The incentives to create countermeasures allowing people to avoid having to cough up their actual email addresses could increase, an exec from a second large news publisher said. “If emails become a major tracking mechanism, we’re going to see a growth in offering of single-origin emails,” said the exec, suggesting that there are opportunities for companies already offering tools like password managers to create temporary email services to appeal to people frustrated by more and more content gates requiring an email registration. 

“Apple already has that, and there are a few startups with offerings there, and it would be a pretty straightforward thing to offer for a password manager so I assume they will, too. It would be a good and pretty cheap feature for email providers to offer, too, though,” said the exec. The exec said they did not believe email-based identity tech would serve as a lasting approach for advertisers or publishers, in part because they create privacy concerns, but also because they don’t work without genuine email addresses, which could become commodified if temporary email services proliferate.

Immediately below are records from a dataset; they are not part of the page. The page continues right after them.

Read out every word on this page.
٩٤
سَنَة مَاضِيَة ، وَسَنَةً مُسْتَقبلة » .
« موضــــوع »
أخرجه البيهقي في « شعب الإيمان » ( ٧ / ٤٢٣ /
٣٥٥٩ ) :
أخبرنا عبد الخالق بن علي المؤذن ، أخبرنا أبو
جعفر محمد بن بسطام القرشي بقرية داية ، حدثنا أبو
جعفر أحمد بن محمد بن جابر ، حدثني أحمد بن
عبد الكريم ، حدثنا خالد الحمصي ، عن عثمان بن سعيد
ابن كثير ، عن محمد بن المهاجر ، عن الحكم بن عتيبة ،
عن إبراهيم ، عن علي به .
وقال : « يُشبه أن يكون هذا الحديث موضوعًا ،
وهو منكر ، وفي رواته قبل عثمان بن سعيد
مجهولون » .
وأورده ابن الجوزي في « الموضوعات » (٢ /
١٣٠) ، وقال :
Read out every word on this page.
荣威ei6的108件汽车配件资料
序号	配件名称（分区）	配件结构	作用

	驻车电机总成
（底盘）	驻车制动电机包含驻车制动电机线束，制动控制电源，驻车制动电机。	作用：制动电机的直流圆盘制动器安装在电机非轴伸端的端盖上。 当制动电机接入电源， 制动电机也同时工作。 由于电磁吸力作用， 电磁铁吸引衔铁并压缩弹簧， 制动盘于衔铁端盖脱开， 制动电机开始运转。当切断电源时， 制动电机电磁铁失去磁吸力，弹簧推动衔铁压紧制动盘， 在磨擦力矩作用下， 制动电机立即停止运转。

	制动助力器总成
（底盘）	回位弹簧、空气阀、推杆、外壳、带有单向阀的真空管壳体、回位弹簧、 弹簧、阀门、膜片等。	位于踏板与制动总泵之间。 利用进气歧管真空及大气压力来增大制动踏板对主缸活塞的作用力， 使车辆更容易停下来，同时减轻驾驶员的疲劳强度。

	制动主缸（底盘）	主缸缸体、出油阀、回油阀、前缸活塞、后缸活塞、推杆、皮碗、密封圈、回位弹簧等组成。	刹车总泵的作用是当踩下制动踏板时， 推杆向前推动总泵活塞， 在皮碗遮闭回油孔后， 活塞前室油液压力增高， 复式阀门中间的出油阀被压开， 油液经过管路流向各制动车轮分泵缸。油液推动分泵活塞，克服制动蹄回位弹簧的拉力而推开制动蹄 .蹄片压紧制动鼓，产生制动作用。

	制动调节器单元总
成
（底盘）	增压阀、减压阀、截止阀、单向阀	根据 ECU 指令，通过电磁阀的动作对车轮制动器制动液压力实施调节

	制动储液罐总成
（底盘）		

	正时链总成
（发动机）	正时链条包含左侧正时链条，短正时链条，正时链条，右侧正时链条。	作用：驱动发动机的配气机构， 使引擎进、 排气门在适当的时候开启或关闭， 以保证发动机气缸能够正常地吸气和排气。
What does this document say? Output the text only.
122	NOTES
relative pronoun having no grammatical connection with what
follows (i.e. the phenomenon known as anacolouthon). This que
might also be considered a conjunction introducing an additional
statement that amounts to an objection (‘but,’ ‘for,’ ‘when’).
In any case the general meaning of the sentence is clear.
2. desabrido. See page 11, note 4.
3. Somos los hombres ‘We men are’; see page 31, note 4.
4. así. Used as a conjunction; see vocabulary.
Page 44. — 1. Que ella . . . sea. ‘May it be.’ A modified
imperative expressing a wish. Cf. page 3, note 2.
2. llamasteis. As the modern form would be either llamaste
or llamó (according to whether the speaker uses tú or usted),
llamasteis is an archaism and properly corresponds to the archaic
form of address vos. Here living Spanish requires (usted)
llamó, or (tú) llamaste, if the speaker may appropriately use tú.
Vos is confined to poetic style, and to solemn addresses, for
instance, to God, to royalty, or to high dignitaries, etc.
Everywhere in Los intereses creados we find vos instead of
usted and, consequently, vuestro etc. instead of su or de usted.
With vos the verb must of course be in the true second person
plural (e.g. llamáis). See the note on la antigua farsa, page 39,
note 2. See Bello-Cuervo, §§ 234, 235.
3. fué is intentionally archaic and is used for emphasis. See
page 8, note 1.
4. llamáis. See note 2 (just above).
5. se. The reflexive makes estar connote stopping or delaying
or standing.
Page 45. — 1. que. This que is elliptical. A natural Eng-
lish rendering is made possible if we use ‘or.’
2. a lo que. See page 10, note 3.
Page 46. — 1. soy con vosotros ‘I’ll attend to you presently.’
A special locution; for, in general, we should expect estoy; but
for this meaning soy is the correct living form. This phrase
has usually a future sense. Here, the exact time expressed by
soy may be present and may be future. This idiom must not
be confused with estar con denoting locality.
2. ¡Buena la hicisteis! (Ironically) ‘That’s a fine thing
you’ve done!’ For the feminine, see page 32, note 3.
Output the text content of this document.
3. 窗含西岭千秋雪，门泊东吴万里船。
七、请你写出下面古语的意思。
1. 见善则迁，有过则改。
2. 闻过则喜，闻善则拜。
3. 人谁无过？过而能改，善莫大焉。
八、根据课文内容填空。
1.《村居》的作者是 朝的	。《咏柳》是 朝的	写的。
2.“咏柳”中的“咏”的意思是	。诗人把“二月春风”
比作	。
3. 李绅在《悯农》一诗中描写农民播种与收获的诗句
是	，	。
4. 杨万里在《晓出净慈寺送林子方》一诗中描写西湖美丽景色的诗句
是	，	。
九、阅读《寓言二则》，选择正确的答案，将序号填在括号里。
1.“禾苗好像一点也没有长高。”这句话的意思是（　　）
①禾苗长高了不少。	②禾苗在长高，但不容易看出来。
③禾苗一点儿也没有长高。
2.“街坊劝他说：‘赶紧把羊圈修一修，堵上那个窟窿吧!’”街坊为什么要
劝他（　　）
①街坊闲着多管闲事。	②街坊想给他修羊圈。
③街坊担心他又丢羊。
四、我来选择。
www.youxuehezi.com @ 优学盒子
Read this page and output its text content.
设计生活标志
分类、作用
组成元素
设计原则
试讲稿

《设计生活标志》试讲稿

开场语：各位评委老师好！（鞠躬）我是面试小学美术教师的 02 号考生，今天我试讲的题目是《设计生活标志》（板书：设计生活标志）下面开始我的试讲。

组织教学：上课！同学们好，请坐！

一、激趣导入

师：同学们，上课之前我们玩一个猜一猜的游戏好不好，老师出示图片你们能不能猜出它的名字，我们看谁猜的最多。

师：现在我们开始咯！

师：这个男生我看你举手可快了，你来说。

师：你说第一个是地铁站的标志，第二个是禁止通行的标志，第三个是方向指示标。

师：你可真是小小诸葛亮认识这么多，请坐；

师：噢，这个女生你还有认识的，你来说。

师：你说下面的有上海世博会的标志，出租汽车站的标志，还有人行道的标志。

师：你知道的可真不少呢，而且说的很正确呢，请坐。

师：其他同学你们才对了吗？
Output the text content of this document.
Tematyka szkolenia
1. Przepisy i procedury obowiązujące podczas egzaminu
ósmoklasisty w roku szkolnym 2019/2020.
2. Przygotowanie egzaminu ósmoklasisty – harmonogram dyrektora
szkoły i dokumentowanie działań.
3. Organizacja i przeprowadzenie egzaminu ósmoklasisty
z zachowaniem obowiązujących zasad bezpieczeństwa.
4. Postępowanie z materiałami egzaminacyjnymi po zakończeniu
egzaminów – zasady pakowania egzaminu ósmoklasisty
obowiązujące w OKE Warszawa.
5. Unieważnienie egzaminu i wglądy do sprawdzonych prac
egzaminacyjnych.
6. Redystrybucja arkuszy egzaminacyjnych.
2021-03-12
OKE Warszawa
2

Poor data quality and subscription fraud enabled by email-based registrations are just what one large media conglomerate that works with CLV Group, a management consultancy that specializes in data and identity, “are trying to avoid,” said CLV’s CEO Neil Joyce. He said his media firm client employs a single sign-on technology that supplies an ID for people, rather than asking them to submit their own email as their login. The company “are very clear about single sign-on being generated by them,” he said. 

A history of email quality and inconsistency

Publishers and advertisers have struggled with other email quality problems before temporary email tools came on the scene, said Spiegel. He said while a potential onslaught of one-and-done emails created by auto-generator tools is “a concern,” they are just as much a risk to publishers as the more classic approach people take to avoid email registration: by creating email accounts specifically for e-commerce or discount signups to catch spam or legitimate but unwanted marketing messages. “Is it any more or less a concern than the idea that people use junk email addresses in the first place?” asked Spiegel. “People have been using spam email addresses a lot longer.”

The risk of collecting poor quality information becomes especially acute when gathering that data might sway people from staying on a website at all, according to the first of the two unnamed news publisher execs. “It’s very expensive and very difficult for publishers to get folks to log in,” this person said. Plus, publishers already have a hard time resolving audience identity when people use a personal email address for one site, but a business account for another, said the exec.

Publishers considering putting up an email gate before people can access content or comment not only run the risk of gathering bunk emails, they could deter people from staying on their sites all together, said Trider, who noted that publishers would need to achieve enough value from logged in users with valid email addresses to counteract the likely audience exodus. 

“I assume the impact on their page views and bounce rate will be extreme,” he said.